6. The World’s Longest Haunted House
I went to a really fun local haunted trail last night, and while I’m not sure exactly how long it was (it took us about fifteen minutes to get through), I have no doubt that it was far smaller than the Haunted Cave in Lewisburg, Ohio. Located eighty feet below ground in an abandoned mine and boasting 30,000 live bats, the Haunted Cave runs 3,564 feet long. That’s just over half a mile (or just over a kilometer for those on metric)! It currently holds the Guinness world record for the longest walk-through haunted house. I’m not sure how I feel about the live bats, but I think I could brave the half-mile of spooks and horrors.
7. Carve Away!
Speaking of world records, the current world record holder for fastest jack-o-lantern carving is Stephen Clarke, who can carve a traditional jack-o-lantern (two eyes, nose, and a mouth) in 24.03 seconds. He previously held the record for carving at 54.72 seconds. And I’m sure he makes just as much of a mess with the pumpkin guts as the rest of us do.
8. Too Old For Trick-or-Treating?
I hate to call this one a “favorite” fact, but the conversation about how old is too old for this Halloween tradition has come up a lot in recent conversations. Several cities have issued bans on children over a certain age going out for trick-or-treating. In one city – Belleville, Illinois – anyone over 12 being caught going door-to-door looking for candy can be fined anywhere between $100 and $1000. These age limits go back to the 1970s in areas of Virginia. While a lot of people think that children should stop trick-or-treating at 12 or 13 (73% of 2,000 readers on a Today.com poll), I’ve always been of the opinion that you’re never too old to get dressed up and get candy. Kids of all ages have always been welcome at my house – as long as they wear a costume, or at least a funny shirt.

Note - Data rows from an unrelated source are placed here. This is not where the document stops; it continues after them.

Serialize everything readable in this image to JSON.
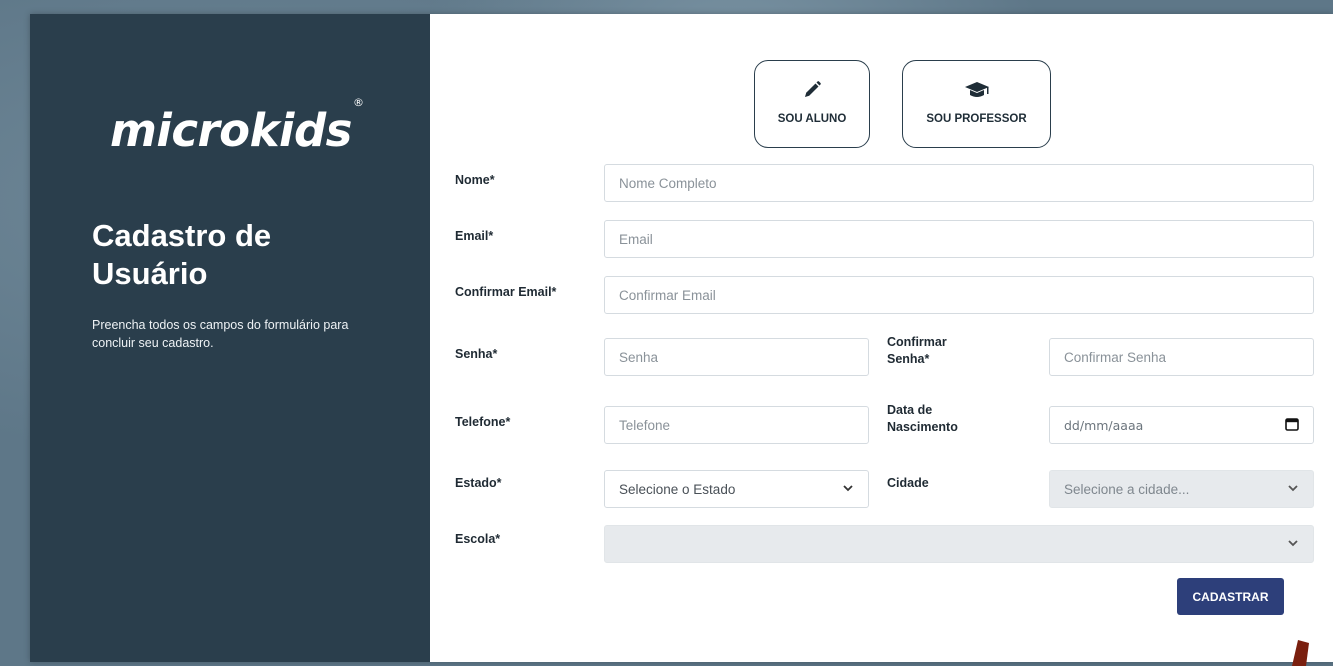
{
  "brand": {
    "logo": "microkids",
    "registered": "®"
  },
  "left_panel": {
    "title_line1": "Cadastro de",
    "title_line2": "Usuário",
    "subtitle": "Preencha todos os campos do formulário para concluir seu cadastro."
  },
  "roles": {
    "aluno_label": "SOU ALUNO",
    "aluno_icon": "pencil-icon",
    "professor_label": "SOU PROFESSOR",
    "professor_icon": "graduation-cap-icon"
  },
  "form": {
    "nome_label": "Nome*",
    "nome_placeholder": "Nome Completo",
    "email_label": "Email*",
    "email_placeholder": "Email",
    "confirm_email_label": "Confirmar Email*",
    "confirm_email_placeholder": "Confirmar Email",
    "senha_label": "Senha*",
    "senha_placeholder": "Senha",
    "confirm_senha_label_1": "Confirmar",
    "confirm_senha_label_2": "Senha*",
    "confirm_senha_placeholder": "Confirmar Senha",
    "telefone_label": "Telefone*",
    "telefone_placeholder": "Telefone",
    "nascimento_label_1": "Data de",
    "nascimento_label_2": "Nascimento",
    "nascimento_value": "dd/mm/aaaa",
    "estado_label": "Estado*",
    "estado_selected": "Selecione o Estado",
    "cidade_label": "Cidade",
    "cidade_selected": "Selecione a cidade...",
    "escola_label": "Escola*",
    "escola_selected": "",
    "submit_label": "CADASTRAR"
  },
  "colors": {
    "panel": "#2a3e4c",
    "submit": "#2d3f7a",
    "disabled_select": "#e7eaed"
  }
}
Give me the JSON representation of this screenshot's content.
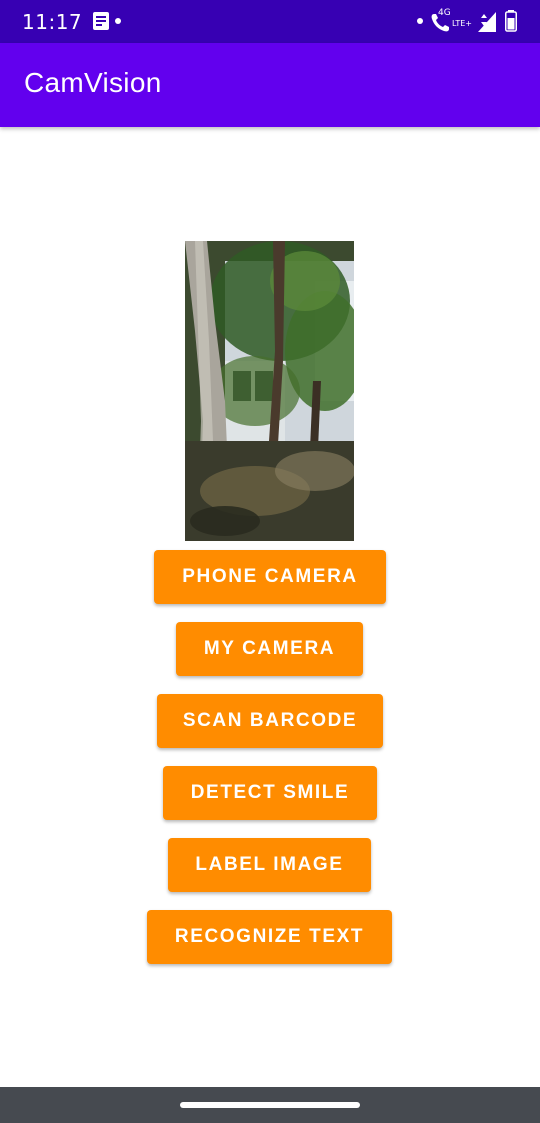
{
  "status_bar": {
    "time": "11:17",
    "network_label": "4G",
    "network_sub_label": "LTE+",
    "background_color": "#3700b3",
    "icons": [
      "notification-icon",
      "call-icon",
      "signal-icon",
      "battery-icon"
    ]
  },
  "app_bar": {
    "title": "CamVision",
    "background_color": "#6200ee"
  },
  "photo": {
    "description_icon": "tree-photo"
  },
  "buttons": {
    "phone_camera": "PHONE CAMERA",
    "my_camera": "MY CAMERA",
    "scan_barcode": "SCAN BARCODE",
    "detect_smile": "DETECT SMILE",
    "label_image": "LABEL IMAGE",
    "recognize_text": "RECOGNIZE TEXT",
    "color": "#ff8c00"
  },
  "nav_bar": {
    "background_color": "#464a50"
  }
}
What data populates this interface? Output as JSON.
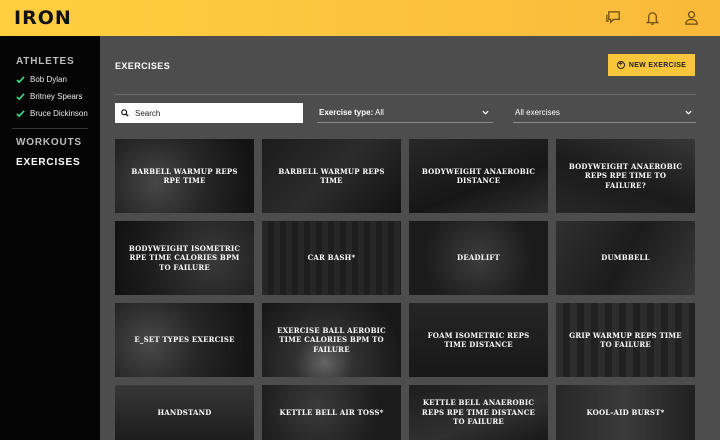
{
  "app": {
    "logo": "IRON"
  },
  "topbar": {
    "icons": [
      "chat-icon",
      "bell-icon",
      "user-icon"
    ]
  },
  "sidebar": {
    "athletes_heading": "ATHLETES",
    "athletes": [
      {
        "name": "Bob Dylan"
      },
      {
        "name": "Britney Spears"
      },
      {
        "name": "Bruce Dickinson"
      }
    ],
    "workouts_label": "WORKOUTS",
    "exercises_label": "EXERCISES"
  },
  "main": {
    "title": "EXERCISES",
    "new_button": "NEW EXERCISE",
    "search": {
      "placeholder": "Search",
      "value": ""
    },
    "type_filter": {
      "label": "Exercise type:",
      "value": "All"
    },
    "list_filter": {
      "value": "All exercises"
    },
    "tiles": [
      {
        "name": "BARBELL WARMUP REPS RPE TIME"
      },
      {
        "name": "BARBELL WARMUP REPS TIME"
      },
      {
        "name": "BODYWEIGHT ANAEROBIC DISTANCE"
      },
      {
        "name": "BODYWEIGHT ANAEROBIC REPS RPE TIME TO FAILURE?"
      },
      {
        "name": "BODYWEIGHT ISOMETRIC RPE TIME CALORIES BPM TO FAILURE"
      },
      {
        "name": "CAR BASH*"
      },
      {
        "name": "DEADLIFT"
      },
      {
        "name": "DUMBBELL"
      },
      {
        "name": "E_SET TYPES EXERCISE"
      },
      {
        "name": "EXERCISE BALL AEROBIC TIME CALORIES BPM TO FAILURE"
      },
      {
        "name": "FOAM ISOMETRIC REPS TIME DISTANCE"
      },
      {
        "name": "GRIP WARMUP REPS TIME TO FAILURE"
      },
      {
        "name": "HANDSTAND"
      },
      {
        "name": "KETTLE BELL AIR TOSS*"
      },
      {
        "name": "KETTLE BELL ANAEROBIC REPS RPE TIME DISTANCE TO FAILURE"
      },
      {
        "name": "KOOL-AID BURST*"
      }
    ]
  },
  "colors": {
    "accent": "#f9c53b",
    "sidebar": "#050505",
    "main_bg": "#4d4d4d",
    "check": "#3ddc84"
  }
}
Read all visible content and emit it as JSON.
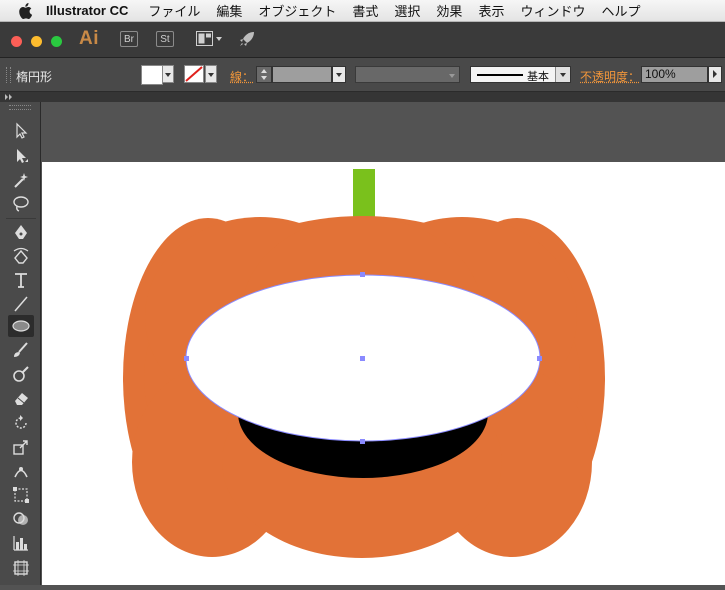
{
  "menubar": {
    "apple_icon": "apple-icon",
    "app_name": "Illustrator CC",
    "items": [
      "ファイル",
      "編集",
      "オブジェクト",
      "書式",
      "選択",
      "効果",
      "表示",
      "ウィンドウ",
      "ヘルプ"
    ]
  },
  "appbar": {
    "logo": "Ai",
    "bridge_label": "Br",
    "stock_label": "St",
    "traffic_lights": [
      "#fc5f57",
      "#fdbc2e",
      "#2ac940"
    ],
    "logo_color": "#c98a47"
  },
  "control_panel": {
    "object_type": "楕円形",
    "fill_color": "#ffffff",
    "stroke_label": "線：",
    "stroke_preset_label": "基本",
    "opacity_label": "不透明度：",
    "opacity_value": "100%"
  },
  "toolbar": {
    "tools": [
      "selection-tool",
      "direct-selection-tool",
      "magic-wand-tool",
      "lasso-tool",
      "pen-tool",
      "curvature-tool",
      "type-tool",
      "line-tool",
      "ellipse-tool",
      "paintbrush-tool",
      "shaper-tool",
      "eraser-tool",
      "rotate-tool",
      "scale-tool",
      "puppet-warp-tool",
      "free-transform-tool",
      "shape-builder-tool",
      "graph-tool",
      "artboard-tool"
    ],
    "selected_tool": "ellipse-tool"
  },
  "artwork": {
    "pumpkin_color": "#e27237",
    "stem_color": "#7ac11c",
    "mouth_color": "#000000",
    "selected_ellipse_fill": "#ffffff",
    "selection_color": "#8a8aff"
  }
}
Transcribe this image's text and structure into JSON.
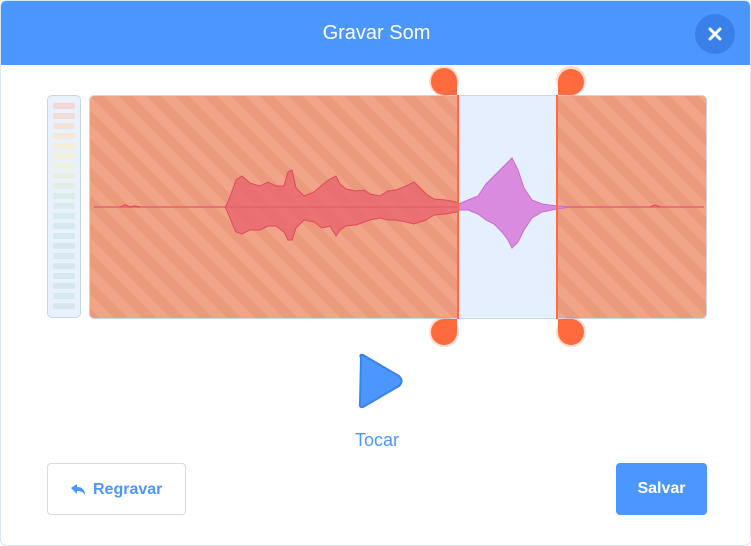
{
  "dialog": {
    "title": "Gravar Som",
    "close_icon": "close-icon"
  },
  "playback": {
    "label": "Tocar",
    "icon": "play-icon"
  },
  "actions": {
    "rerecord_label": "Regravar",
    "rerecord_icon": "undo-arrow-icon",
    "save_label": "Salvar"
  },
  "trim": {
    "start_fraction": 0.6,
    "end_fraction": 0.76
  },
  "colors": {
    "header": "#4c97ff",
    "trimmed_overlay": "#f39c7d",
    "handle": "#ff6b3d",
    "waveform_trimmed": "#e8606e",
    "waveform_selected": "#d98cdf",
    "play": "#4c97ff"
  }
}
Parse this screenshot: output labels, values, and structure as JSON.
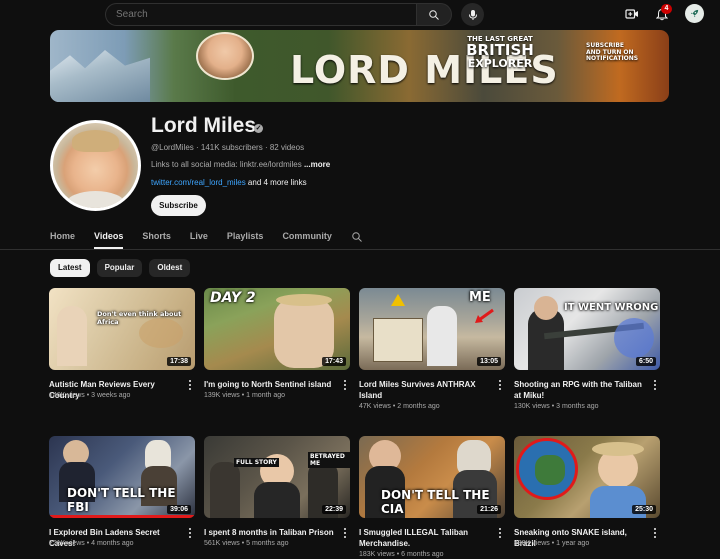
{
  "topbar": {
    "search_placeholder": "Search",
    "notifications_count": "4"
  },
  "banner": {
    "title": "LORD MILES",
    "subtitle_line1": "THE LAST GREAT",
    "subtitle_line2": "BRITISH",
    "subtitle_line3": "EXPLORER",
    "cta_line1": "SUBSCRIBE",
    "cta_line2": "AND TURN ON",
    "cta_line3": "NOTIFICATIONS"
  },
  "channel": {
    "name": "Lord Miles",
    "handle_stats": "@LordMiles · 141K subscribers · 82 videos",
    "description": "Links to all social media: linktr.ee/lordmiles ",
    "more_label": "...more",
    "link_text": "twitter.com/real_lord_miles",
    "more_links": " and 4 more links",
    "subscribe_label": "Subscribe"
  },
  "tabs": [
    {
      "label": "Home"
    },
    {
      "label": "Videos",
      "active": true
    },
    {
      "label": "Shorts"
    },
    {
      "label": "Live"
    },
    {
      "label": "Playlists"
    },
    {
      "label": "Community"
    }
  ],
  "chips": [
    {
      "label": "Latest",
      "active": true
    },
    {
      "label": "Popular"
    },
    {
      "label": "Oldest"
    }
  ],
  "videos": [
    {
      "title": "Autistic Man Reviews Every Country",
      "meta": "146K views • 3 weeks ago",
      "duration": "17:38",
      "thumb_text": "Don't even think about Africa"
    },
    {
      "title": "I'm going to North Sentinel island",
      "meta": "139K views • 1 month ago",
      "duration": "17:43",
      "thumb_text": "DAY 2"
    },
    {
      "title": "Lord Miles Survives ANTHRAX Island",
      "meta": "47K views • 2 months ago",
      "duration": "13:05",
      "thumb_text": "ME"
    },
    {
      "title": "Shooting an RPG with the Taliban at Miku!",
      "meta": "130K views • 3 months ago",
      "duration": "6:50",
      "thumb_text": "IT WENT WRONG"
    },
    {
      "title": "I Explored Bin Ladens Secret Caves!",
      "meta": "221K views • 4 months ago",
      "duration": "39:06",
      "thumb_text": "DON'T TELL THE FBI"
    },
    {
      "title": "I spent 8 months in Taliban Prison",
      "meta": "561K views • 5 months ago",
      "duration": "22:39",
      "thumb_text": "FULL STORY",
      "thumb_text2": "BETRAYED ME"
    },
    {
      "title": "I Smuggled ILLEGAL Taliban Merchandise.",
      "meta": "183K views • 6 months ago",
      "duration": "21:26",
      "thumb_text": "DON'T TELL THE CIA"
    },
    {
      "title": "Sneaking onto SNAKE island, Brazil",
      "meta": "498K views • 1 year ago",
      "duration": "25:30"
    }
  ]
}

9. All Your Halloween Movie Cliches Are Wrong
Okay, maybe not all of them, but there’s one big Halloween movie cliche that is wrong. The full moon. It’s actually super rare to see a full moon on Halloween, as it only happens about once every nineteen years (though there are some twenty-seven-year gaps in there as well). The last one was in 2001 and the next one will be in 2020. Here’s a neat breakdown in case you want to fact-check whether your favorite movie got it right or not (spoiler alert: Hocus Pocus did not).
10. Ready For a Real Haunting?
If haunted houses and spooky costumes aren’t enough for you, then you might want to pay a visit to the Bell Witch Cave in Adams, Tennessee. It’s considered America’s most active haunted location. The Bell Witch story is one of my personal favorite ghost stories, and visiting the Cave is right at the top of my bucket list. If getting there in person isn’t a possibility for you right now, you can check out the film An American Haunting, starring Donald Sutherland, Sissy Spacek, and Rachel Hurd-Wood; or Cursed: The Bell Witch, a miniseries that premiered on A&E in November 2015 and is currently available to stream on the A&E website. I know what I’m watching tonight.